We lived in many places, Sean and I, before his untimely death at 17. Even though neither Jim or I lived at The Land at the time of Sean's death, it is the place we chose to scatter Sean's ashes. By any definition, it was certainly "home" to Sean.

Guilt Dreams

I am one of those people whose unconscious emotions are reflected in my dreams. I often have dreams where I come to school unprepared to take a test, or I cannot find my classroom, or I am trying to catch a plane but I am late or I am traveling but don't know where I am going. I have read that dreams such as these are not uncommon.

I also have "guilt dreams". Dreams that I have not been a good enough parent have plagued me for many years. Now that I have matured into later adulthood, I am having dreams that I am not a good enough daughter either.

Friends of mine have recently had to deal with aging parents. One had to put her dad into institutionalized care because his Alzheimer's disease was no longer something his wife could handle. Another good friend's dad has been diagnosed with lung cancer, and has come back to California to live with her. And yet another slightly older friend's husband dropped dead recently from a massive heart attack.
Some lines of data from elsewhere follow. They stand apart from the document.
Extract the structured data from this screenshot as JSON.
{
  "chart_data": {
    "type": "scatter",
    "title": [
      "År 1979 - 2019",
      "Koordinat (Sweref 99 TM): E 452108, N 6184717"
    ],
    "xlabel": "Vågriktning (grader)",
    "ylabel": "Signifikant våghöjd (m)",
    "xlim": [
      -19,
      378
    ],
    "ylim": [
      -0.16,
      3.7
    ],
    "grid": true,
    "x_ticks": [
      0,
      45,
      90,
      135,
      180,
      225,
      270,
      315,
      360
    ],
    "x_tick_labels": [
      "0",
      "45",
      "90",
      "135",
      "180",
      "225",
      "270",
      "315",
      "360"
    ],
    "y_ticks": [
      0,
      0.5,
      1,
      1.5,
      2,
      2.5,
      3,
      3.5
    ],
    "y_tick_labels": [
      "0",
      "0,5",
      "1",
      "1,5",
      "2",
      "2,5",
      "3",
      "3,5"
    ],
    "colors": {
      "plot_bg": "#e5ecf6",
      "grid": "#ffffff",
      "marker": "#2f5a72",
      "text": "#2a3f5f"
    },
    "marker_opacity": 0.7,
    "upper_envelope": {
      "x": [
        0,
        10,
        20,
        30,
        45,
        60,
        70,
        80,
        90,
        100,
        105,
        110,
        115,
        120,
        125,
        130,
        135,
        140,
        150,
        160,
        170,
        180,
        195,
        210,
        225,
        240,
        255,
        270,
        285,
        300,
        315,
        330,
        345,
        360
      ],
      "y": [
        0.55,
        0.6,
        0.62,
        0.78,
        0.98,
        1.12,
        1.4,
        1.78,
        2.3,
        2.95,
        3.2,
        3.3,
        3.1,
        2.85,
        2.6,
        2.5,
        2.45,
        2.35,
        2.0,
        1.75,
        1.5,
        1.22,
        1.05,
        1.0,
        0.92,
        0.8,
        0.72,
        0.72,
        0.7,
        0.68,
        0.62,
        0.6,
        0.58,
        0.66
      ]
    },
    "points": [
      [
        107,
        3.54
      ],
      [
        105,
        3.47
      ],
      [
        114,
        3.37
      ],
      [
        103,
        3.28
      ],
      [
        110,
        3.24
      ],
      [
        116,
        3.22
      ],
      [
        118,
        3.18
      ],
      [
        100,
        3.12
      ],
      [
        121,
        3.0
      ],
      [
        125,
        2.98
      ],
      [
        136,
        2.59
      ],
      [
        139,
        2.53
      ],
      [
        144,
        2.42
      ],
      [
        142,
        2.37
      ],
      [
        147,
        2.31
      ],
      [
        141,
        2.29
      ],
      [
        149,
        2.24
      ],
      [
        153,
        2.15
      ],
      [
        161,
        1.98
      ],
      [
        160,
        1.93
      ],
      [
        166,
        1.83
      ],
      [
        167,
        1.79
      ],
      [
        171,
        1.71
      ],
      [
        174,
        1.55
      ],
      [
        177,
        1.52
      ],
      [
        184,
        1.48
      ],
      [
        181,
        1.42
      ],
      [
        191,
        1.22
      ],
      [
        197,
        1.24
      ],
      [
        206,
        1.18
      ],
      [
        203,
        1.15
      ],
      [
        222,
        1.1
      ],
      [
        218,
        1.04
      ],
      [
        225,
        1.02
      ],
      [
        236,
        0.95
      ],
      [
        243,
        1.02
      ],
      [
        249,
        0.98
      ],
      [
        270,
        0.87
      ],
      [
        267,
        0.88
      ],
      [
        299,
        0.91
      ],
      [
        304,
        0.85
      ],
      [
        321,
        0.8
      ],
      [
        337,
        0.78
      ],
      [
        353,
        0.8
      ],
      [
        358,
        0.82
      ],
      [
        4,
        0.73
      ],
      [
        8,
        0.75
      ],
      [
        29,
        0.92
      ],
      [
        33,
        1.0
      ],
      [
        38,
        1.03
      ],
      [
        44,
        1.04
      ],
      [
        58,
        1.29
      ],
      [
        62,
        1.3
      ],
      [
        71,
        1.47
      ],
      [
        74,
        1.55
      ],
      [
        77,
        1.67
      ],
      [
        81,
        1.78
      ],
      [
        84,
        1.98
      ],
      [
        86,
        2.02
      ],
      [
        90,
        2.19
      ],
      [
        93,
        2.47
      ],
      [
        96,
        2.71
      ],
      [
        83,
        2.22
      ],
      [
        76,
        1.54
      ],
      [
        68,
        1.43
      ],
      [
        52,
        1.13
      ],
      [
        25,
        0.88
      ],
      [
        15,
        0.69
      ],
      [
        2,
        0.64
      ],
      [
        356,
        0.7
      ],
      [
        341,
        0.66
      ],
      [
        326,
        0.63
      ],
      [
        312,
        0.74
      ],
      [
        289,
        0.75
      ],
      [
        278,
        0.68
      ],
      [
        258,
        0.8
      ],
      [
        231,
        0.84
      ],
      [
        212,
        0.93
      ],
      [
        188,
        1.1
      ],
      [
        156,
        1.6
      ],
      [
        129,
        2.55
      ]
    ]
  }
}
My dad is 85, lives by himself in a big old house, and as far as I know, is in relative good health. I have five siblings, four of whom live close enough to keep tabs on him. I have been fortunate to be able to live in California for over thirty years. The bay area has long been the place I think of as "home". When I lost my job two years ago, I went to stay with "family" back East (ie, I moved back in with my dad). While I loved spending time with my dad when I was there, I couldn't wait to get back to my beloved California and my friends.

Now, I am having second thoughts, partly because had a dream the other night. My long dead grandmother was lying in her bed, the covers pulled up to her chin. I stood right next to the bed looking at her face. Her grey hair was piled in a bun on her head, as it had been in life, but the skin on her face was a mottled dark purple. She open her eyes, wide, and stared at me. And with a deep raspy voice that sounded more like the wolf than grandma, she said "You're too late".

And so I wonder. Is it time for me to give up the luxury of living in California, to go back to Connecticut and spend more time with dear old dad? That is, before it really is too late.